Ticketmaster Summer in Stages

Have a Nice Life

Conor Mitchell
Pleasance, London
(2003)

Among the mad whirl that is the London theatre scene, it's always rather pleasant to pay a visit to The Pleasance where the diversity of dramatic genres on offer throughout the year is a small-scale mirror of the excellence they offer at the Edinburgh Festival. And no matter what one's theatrical bent might be, one can usually be assured of quality of the highest order. This latest offering, a musical theatre venture written, composed and directed by Conor Mitchell, is no exception.

Several aspects of this production are striking, but one is remarkable: namely, the cast. Talent and team work, both with capital Ts, meet energetic ebullience (both should have capital Es), as seven performers, all from Northern Ireland, and just starting to make names for themselves, give 110%.

This is a fine example of the way in which a group of people with versatility and commitment rather than financial backing can take an idea from a rehearsed reading, to an improvised and rapidly rehearsed three-night stand at the Group Theatre in Belfast, transform it into a hit show on the Edinburgh Fringe ("kill for a ticket") and finally into a full evening's entertainment that has the punters whistling and cheering.
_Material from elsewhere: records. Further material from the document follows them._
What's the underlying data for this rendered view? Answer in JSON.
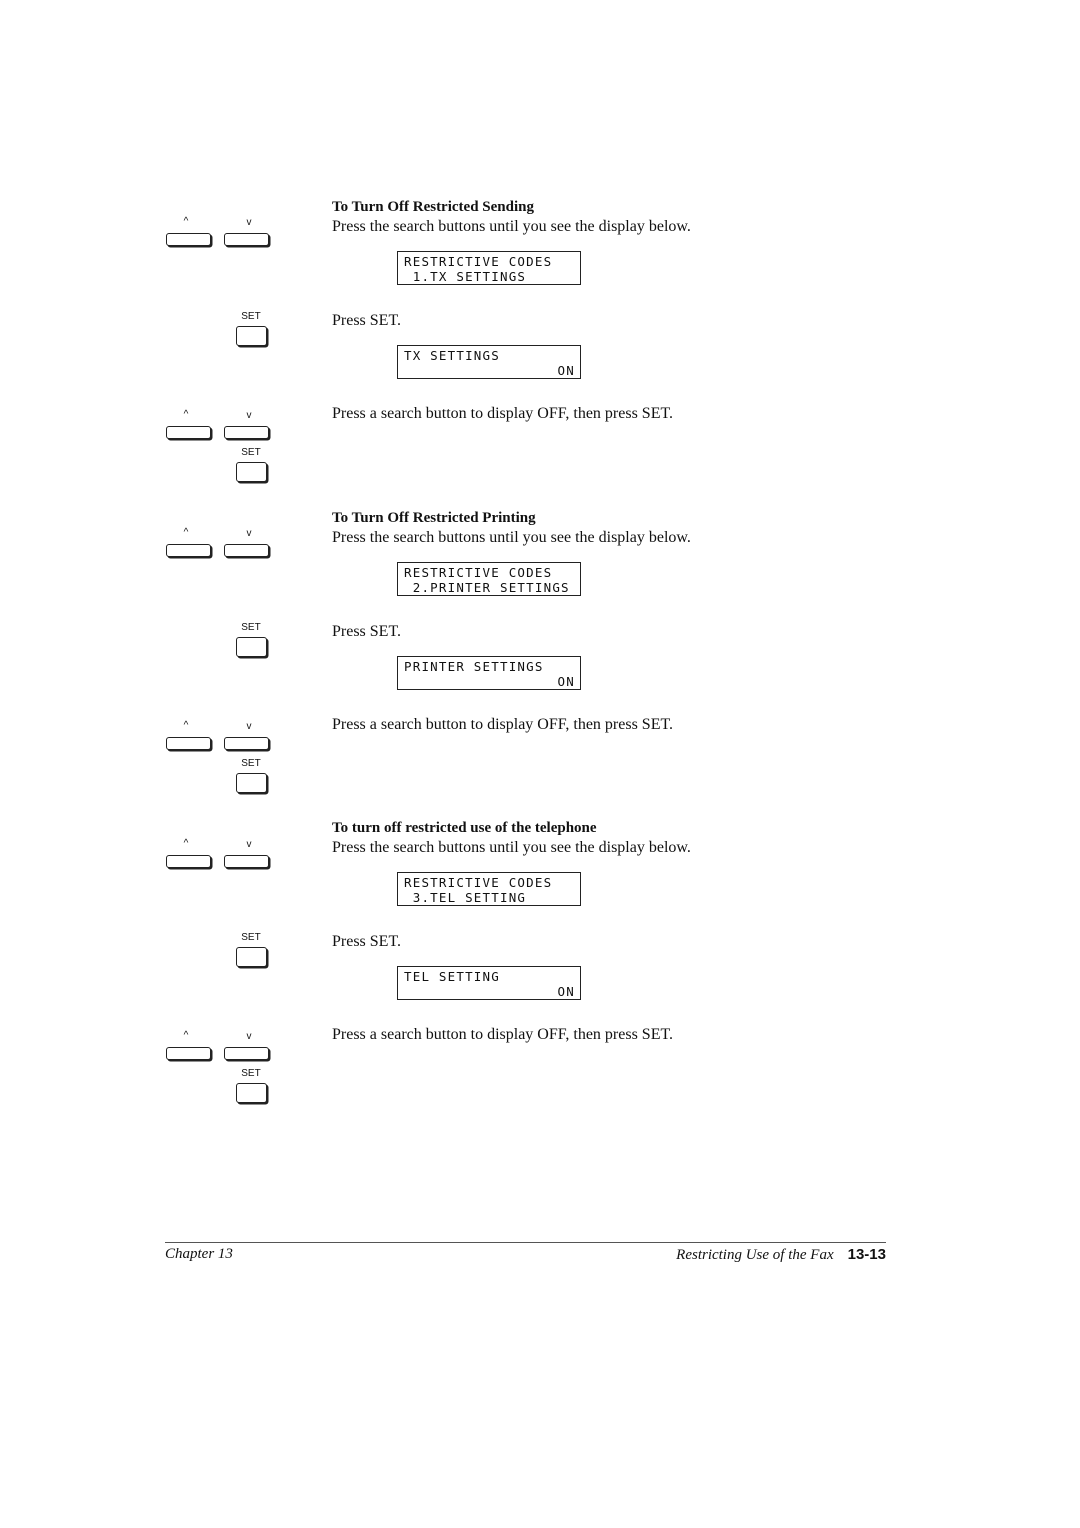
{
  "sections": [
    {
      "heading": "To Turn Off Restricted Sending",
      "step1_text": "Press the search buttons until you see the display below.",
      "display1": {
        "line1": "RESTRICTIVE CODES",
        "line2": " 1.TX SETTINGS"
      },
      "step2_text": "Press SET.",
      "display2": {
        "line1": "TX SETTINGS",
        "line2": "ON"
      },
      "step3_text": "Press a search button to display OFF, then press SET."
    },
    {
      "heading": "To Turn Off Restricted Printing",
      "step1_text": "Press the search buttons until you see the display below.",
      "display1": {
        "line1": "RESTRICTIVE CODES",
        "line2": " 2.PRINTER SETTINGS"
      },
      "step2_text": "Press SET.",
      "display2": {
        "line1": "PRINTER SETTINGS",
        "line2": "ON"
      },
      "step3_text": "Press a search button to display OFF, then press SET."
    },
    {
      "heading": "To turn off restricted use of the telephone",
      "step1_text": "Press the search buttons until you see the display below.",
      "display1": {
        "line1": "RESTRICTIVE CODES",
        "line2": " 3.TEL SETTING"
      },
      "step2_text": "Press SET.",
      "display2": {
        "line1": "TEL SETTING",
        "line2": "ON"
      },
      "step3_text": "Press a search button to display OFF, then press SET."
    }
  ],
  "keys": {
    "up_label": "^",
    "down_label": "v",
    "set_label": "SET"
  },
  "footer": {
    "chapter": "Chapter 13",
    "title": "Restricting Use of the Fax",
    "page_number": "13-13"
  }
}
Way to go! (as our trans-Atlantic cousins, the originators of the modern musical, say). Power to your elbow! (as they say in Ireland).

The subject of Have a Nice Life is a rich vein for both comedy and tragedy: Group Therapy (oh! Help! Do I identify with people in therapy? What would Woody Allen have to say about it? Do I want to be in group therapy with a bunch of misfits, while, I'm not a misfit: it's just that my wife/husband/lover has deserted me and my self-esteem is a bit low. Why is this woman attacking me? Who is the therapist who seems to know everything and be in control?).

Thematically, there are some fun jibes here, in particular, played out at the expense of Neville, the slightly camp psychologist with all the platitudes, who initially seems to be the fall-guy. But Neville (Chris Robinson) comes into his own in his final number, a tour de force of musical comedy and pathos with enough of Busby Berkeley thrown in to give it a tantalising sense of parody. Don't you just want to hug the guy and say: 'Yes, we know you are in pain too' before collapsing into hysterics? And when you've finally stopped choking on your laughter say: 'Get a life! You've just shown you have the power. So do it. Get a life'? This is a forte in this musical: there is ambiguity.

In the programme notes Conor Mitchell claims to be paying homage to the great writers of musicals, but I believe that while he is doing that, irony and parody, the mainstays of postmodernism, have crept in sufficiently to make us love the old genre and laugh at it too. Musically, it is a satisfying postmodern mish-mass of styles from the Broadway greats to Kurt Weill, and the choreography is as rich as it can get on a small stage with little means: superbly executed by a cast who can really shift their bodies with precision and zest: belting out the words with great voices that are complemented by a physicality that knocks your socks off.

I must say that I didn't think that the music, the lyrics and the plot, were actually as good as the cast that made this production work. Some of the songs and dances could be cut to greater effect. It is a pity to say this, but those songs that were not entirely engaging were delivered by characters more vulnerable than the others in group therapy, in the world, in the fact that they had lost their energy as human beings and a notion of how to go forward. While the lyrics were trying to give them a voice the music was working against it. There was a sentimentality here that didn't stand up to the stronger characters. And, while it was fun to see these people in group therapy, I didn't believe in the resolution. But then .we are living in a complex society, are there any resolutions?

Amongst those stronger characters, I have to mention Barbara (superbly played by Mary Moulds) whose shaman spirit mate had told her that her body had been taken over by an African man. It is a character distinguished from the others by her beliefs about her control by a demonic spirit. Part of it was humour, because all the others were 'normal', but Moulds gave a performance in her songs, expressing the eroticism and chaotic desire for control instilled in her by her (fictional, shaman possessor), that was just a joy to watch vocally and physically: what a talent! She was a blockbuster, a roller-coaster, a piece of concrete as energy hitting you. Wow, woman, go for it! What she did physically and vocally with that moment in song was the most stunning piece of the evening. Frankly, if this is what makes you insane, your shaman, and the black man invading your body, I want that too!

But they were all good. It's just great to watch so much talent, nurtured so that it can diversify into acting, singing, physicality. It's good to know that in Britain there are drama schools are that producing talent like this. I hope the status quo and the Arts' Council are going to recognise that. Recognise this project and all the work that has gone into it. And more projects like this one.